ハッシュ大公家でひらかれた夜会に早々に会場入りしたトリシアはエスコート役の兄ヴィンセントに言った。

その視線の先には元夫のリトラ公爵の姿が。

まだ開催主であるハッシュ大公家当主オルレン大司教が来ていないにも関わらず給仕にワインを持ってくるように指示し、我が物顔で振舞っている。

「まるで自分こそが主役とでも言いたげだな。」

「国王陛下には伝えたんでしょう?」

「ああ。」

ヴィンセントは短く返事をするとトリシアに言った。

「ハッシュ大公閣下がいらっしゃるまで友人たちとでも話してなさい。僕は少し用事ができたからね。」

そう言うとヴィンセントはトリシアの頭を優しく撫でて、リトラ公爵のもとへと歩みを進めた。

明らかに浮いているリトラ公爵の周りには誰もおらず、だからこそ近づいていくヴィンセントが目立った。

「お久しぶりトリシア。」

「あら、エミリー。会えてうれしいわ。」

トリシアが微笑むとエミリーは興味深々といったようにヴィンセントとリトラ公爵を見た。

「ねぇ、トリシア。あのお2人喧嘩でもするの?」

「さぁ?だけどただ1つ言えるのはリトラ公爵様が招待状なしで会場入りしているということね。」

「あら、どうして?」

「オルレン大司教様には私宛に夜会の招待状が届いていたの。普通夫婦別々には送らないわ。
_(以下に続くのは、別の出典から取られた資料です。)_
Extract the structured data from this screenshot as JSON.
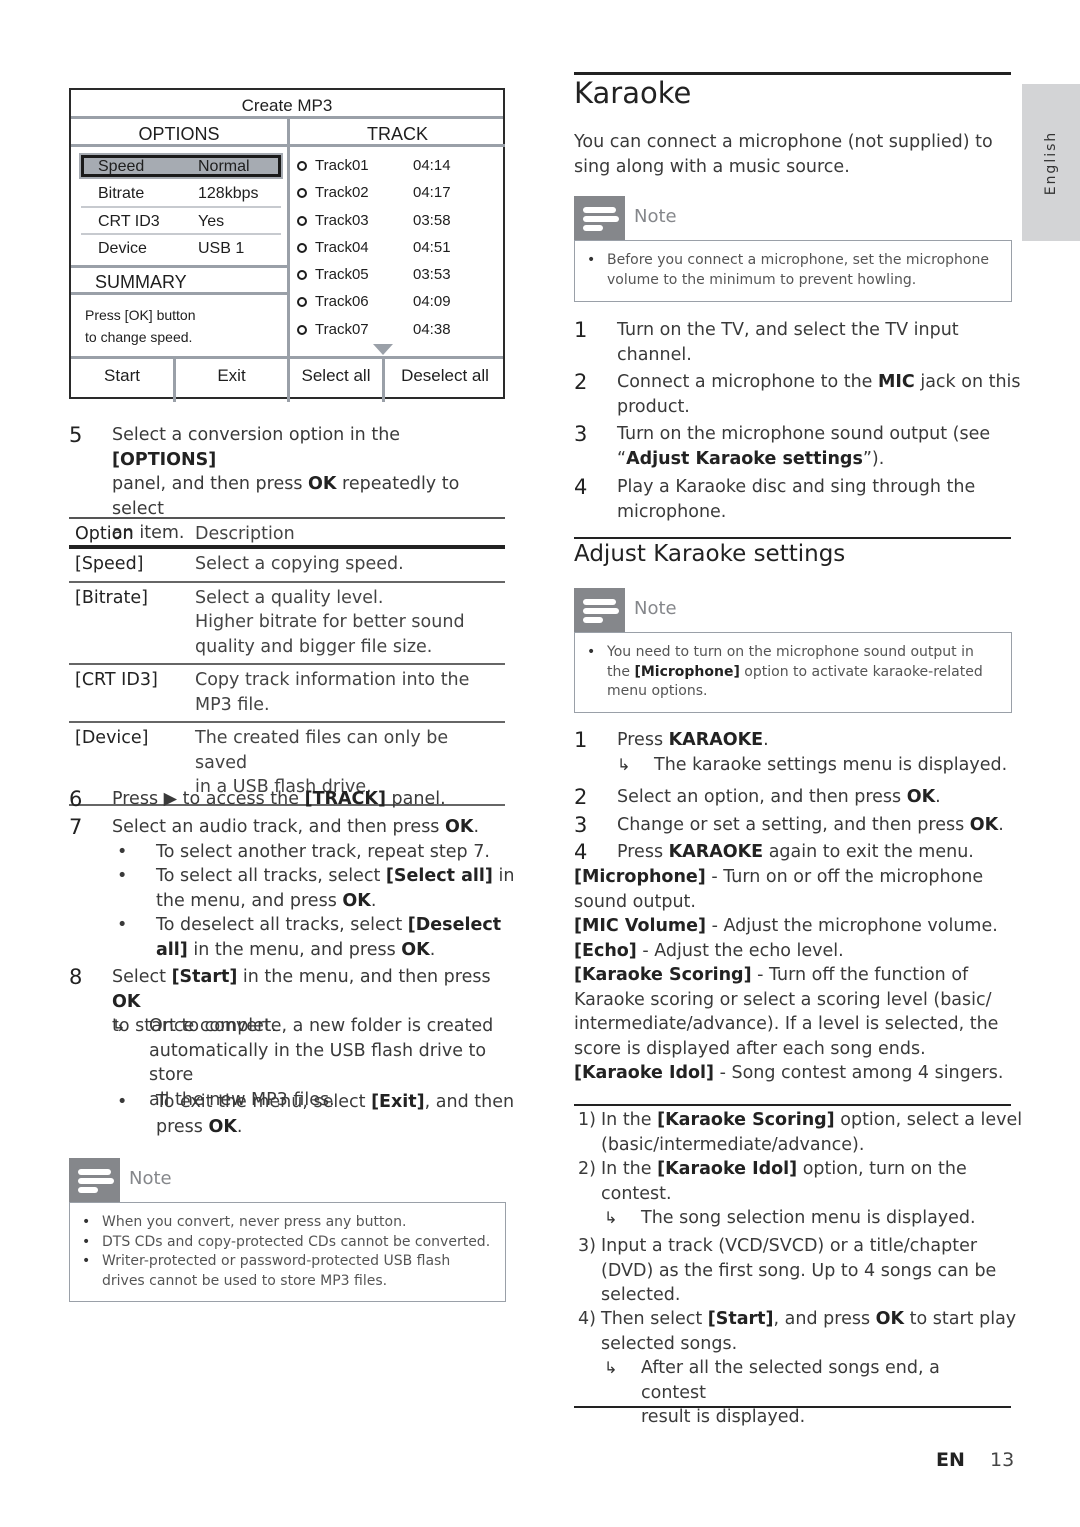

宛名が私だけということはリトラ公爵様には来ていなかったということでしょう。それに大司教様には離縁届の件でお世話になったもの。次の日にはシュナイダー侯爵家の私宛に招待状が来たわ。ああ、エミリーのも届いたわよ。来週よね。出席するわ。」

「トリシアが来るのは楽しみにしてるけど・・・だとしたら犯罪じゃない?」

エミリーとトリシアは不安そうにヴィンセントとリトラ公爵を見つめた。








一方王宮、国王の執務室で。

少し前からシュナイダー侯爵ことヴィンセントから話を聞いていた国王オルディス・フィス・ラテラルは悩んでいた。

「国王陛下、お悩みですか?」

宰相であるティセリカ公爵ことオーサー・ティセリカが声をかける。

「お前はリトラ公爵をどう思う?」

「どう思うとは?率直に申し上げて最低な人物ですね。まず浮気は国法第7条に違反します。この時点で降爵が確定します。次に子供を差別したとのことですがこちらは国法第3条に違反します。国法を2つ以上違反した場会、降爵に加えて鉱山での10年間の労働が定められますがリトラ公爵の場合王家の血をひいているので重く受け止め一生北の塔に幽閉となります。」

「そうだな、しかしだ。幽閉だけで足りるか?あの男ならば必ずや逃げようとするだろう。」

「ええ、確かにそうですね。それではこれはいかがでしょう?」

オーサーは何枚かの紙にまとめた案をオルディスに提出した。